«Uguaglianza e diversità, due facce della stessa medaglia in un Mediterraneo quotidianamente a confronto con realtà vicine e lontane che vivono al di là del mare: un continuo movimento che travolge inevitabilmente anche il linguaggio». Il giocoliere delle parole e ricamatore della semantica, Stefano Bartezzaghi, ospite ieri sera della Mostra del Libro in Sardegna a Macomer, descrive con sottile ironia i fenomeni storici recenti della lingua italiana, offrendo spunti di riflessione sui cambiamenti linguistici. «Uno dei motori da sempre legati al cambiamento - dice - è la mescolanza dei popoli, tra invasioni e migrazioni. Le tracce di tutto questo sono ben visibili nella lingua italiana».

L'AUTORE - Docente di Semiotica dell'enigma alla Iulm (Milano), giornalista, autore di saggi dedicati agli usi e abusi della nostra lingua, Stefano Bartezzaghi (figlio di Piero, autore di cruciverba impervi) collabora col quotidiano La Repubblica, con le rubriche "Lessico e Nuvole", "Lapsus", "Fuori di Testo", e con il settimanale l'Espresso, con la rubrica di critica linguistica "Come dire". Per Bartezzaghi una società in continua evoluzione deve fare i conti con il mutamento, parte naturale dell'esistenza. «L'identità di una società si rispecchia nell'uso e disuso del linguaggio - spiega lo scrittore -. Occorre accettare l'idea che la lingua sia fatta di contaminazioni: molte parole sono importate da altri paesi. Ciò che dobbiamo temere è invece il forte impoverimento dell'italiano e il disuso di sempre più vocaboli». A incidere nel cambiamento della lingua sono anche le innovazioni tecnologiche (new media, sms, chat), le mode linguistiche e gli inglesismi. «È un fenomeno ingovernabile -dice Bartezzaghi-, le lingue si muovono e i nuovi termini si legittimeranno naturalmente». Ma ciò che oggi appare confuso, specie tra le nuove generazioni, è l'uso del linguaggio "formale" e quello "quotidiano". «Se da un lato i social network ci hanno riavvicinato alla scrittura - spiega ancora -, il nuovo modo di esprimersi tende a riportare il parlato nel testo, cercando di riprodurre l'emotività orale (da qui l'uso degli emoticon). Proprio in tale passaggio si perdono tante forme linguistiche e si dimenticano le norme grammaticali».

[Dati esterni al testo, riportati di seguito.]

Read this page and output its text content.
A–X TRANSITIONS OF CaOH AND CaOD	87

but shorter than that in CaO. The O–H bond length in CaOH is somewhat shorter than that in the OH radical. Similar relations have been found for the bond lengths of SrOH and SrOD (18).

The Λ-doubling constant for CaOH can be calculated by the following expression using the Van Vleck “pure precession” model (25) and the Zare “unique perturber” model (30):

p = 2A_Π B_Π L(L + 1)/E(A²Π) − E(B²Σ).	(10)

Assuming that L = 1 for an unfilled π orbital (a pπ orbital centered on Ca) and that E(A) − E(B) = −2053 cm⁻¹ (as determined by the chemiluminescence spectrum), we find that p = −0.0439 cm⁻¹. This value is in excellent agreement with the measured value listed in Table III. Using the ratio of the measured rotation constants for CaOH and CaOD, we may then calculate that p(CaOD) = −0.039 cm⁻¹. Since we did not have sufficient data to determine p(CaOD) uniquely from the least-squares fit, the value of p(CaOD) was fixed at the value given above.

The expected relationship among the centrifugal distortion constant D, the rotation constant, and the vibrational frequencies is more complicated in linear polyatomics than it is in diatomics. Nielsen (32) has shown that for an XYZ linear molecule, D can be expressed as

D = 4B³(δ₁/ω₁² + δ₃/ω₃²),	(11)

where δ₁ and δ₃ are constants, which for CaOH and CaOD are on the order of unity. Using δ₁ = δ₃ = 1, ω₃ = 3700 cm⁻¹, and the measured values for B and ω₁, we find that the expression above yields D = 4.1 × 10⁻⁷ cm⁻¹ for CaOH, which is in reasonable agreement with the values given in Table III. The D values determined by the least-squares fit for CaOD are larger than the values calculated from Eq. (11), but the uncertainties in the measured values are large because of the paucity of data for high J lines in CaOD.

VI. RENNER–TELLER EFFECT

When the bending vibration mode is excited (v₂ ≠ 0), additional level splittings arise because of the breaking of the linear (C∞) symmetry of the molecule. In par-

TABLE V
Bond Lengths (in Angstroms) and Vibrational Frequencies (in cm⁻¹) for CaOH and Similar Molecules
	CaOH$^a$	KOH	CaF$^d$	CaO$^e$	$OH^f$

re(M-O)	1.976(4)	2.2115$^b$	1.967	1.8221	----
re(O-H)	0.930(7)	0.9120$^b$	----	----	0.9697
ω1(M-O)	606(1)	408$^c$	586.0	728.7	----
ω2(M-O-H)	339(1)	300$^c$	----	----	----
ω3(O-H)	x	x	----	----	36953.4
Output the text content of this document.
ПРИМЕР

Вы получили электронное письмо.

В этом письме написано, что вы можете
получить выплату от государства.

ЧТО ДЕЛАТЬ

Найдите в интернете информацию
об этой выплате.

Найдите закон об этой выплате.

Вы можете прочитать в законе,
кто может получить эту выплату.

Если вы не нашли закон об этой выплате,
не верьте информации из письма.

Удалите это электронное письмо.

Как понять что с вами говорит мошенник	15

SCUOLA - A chi spetta allora il compito di sorvegliare la lingua "parlata pubblicamente"? «Ognuno di noi dovrebbe curare di più il proprio lessico, anche attraverso la lettura, sempre più trascurata - precisa - e prestare maggior attenzione alla comprensione del testo e all'estensione dei propri registri espressivi». Anche la scuola gioca un ruolo importante. «La scuola deve trasmettere un'attenzione per la lingua e insegnare i diversi registri linguistici (formale e informale), a seconda delle occasioni e degli interlocutori. Gli studenti spesso hanno difficoltà a capire le differenze e ad applicare i diversi usi della lingua».

LA MOSTRA - Prosegue oggi il fitto programma nei padiglioni delle ex Caserme Mura. Si parte alle 10 con il "Culto degli antichi nell'età del bronzo della Sardegna" di Caterina Bittichesu e Isabelle Paschina. Alle 11 lo spettacolo dei burattini con Fabio Pisu, alle 11,30 "Idee di Sardegna" con Gianfranco Congiu e Carlo Pala. Alle 16 lo spettacolo teatrale della compagnia Is Mascareddas e alle 17 "Shardana e Sardegna" con Giulio Paulis, Raimondo Zucca e Giovanni Ugas. Alle 18.30 appuntamento con Giampiero Farru e le associazioni di volontariato locali e alle 19.30 Vito Biolchini e Alessandro Cadoni. Alle 20.30 "Identità e fenomeni migratori" con Giuseppe Meloni, Adriano Favole, Giovanna Grillo e Marco Zurru.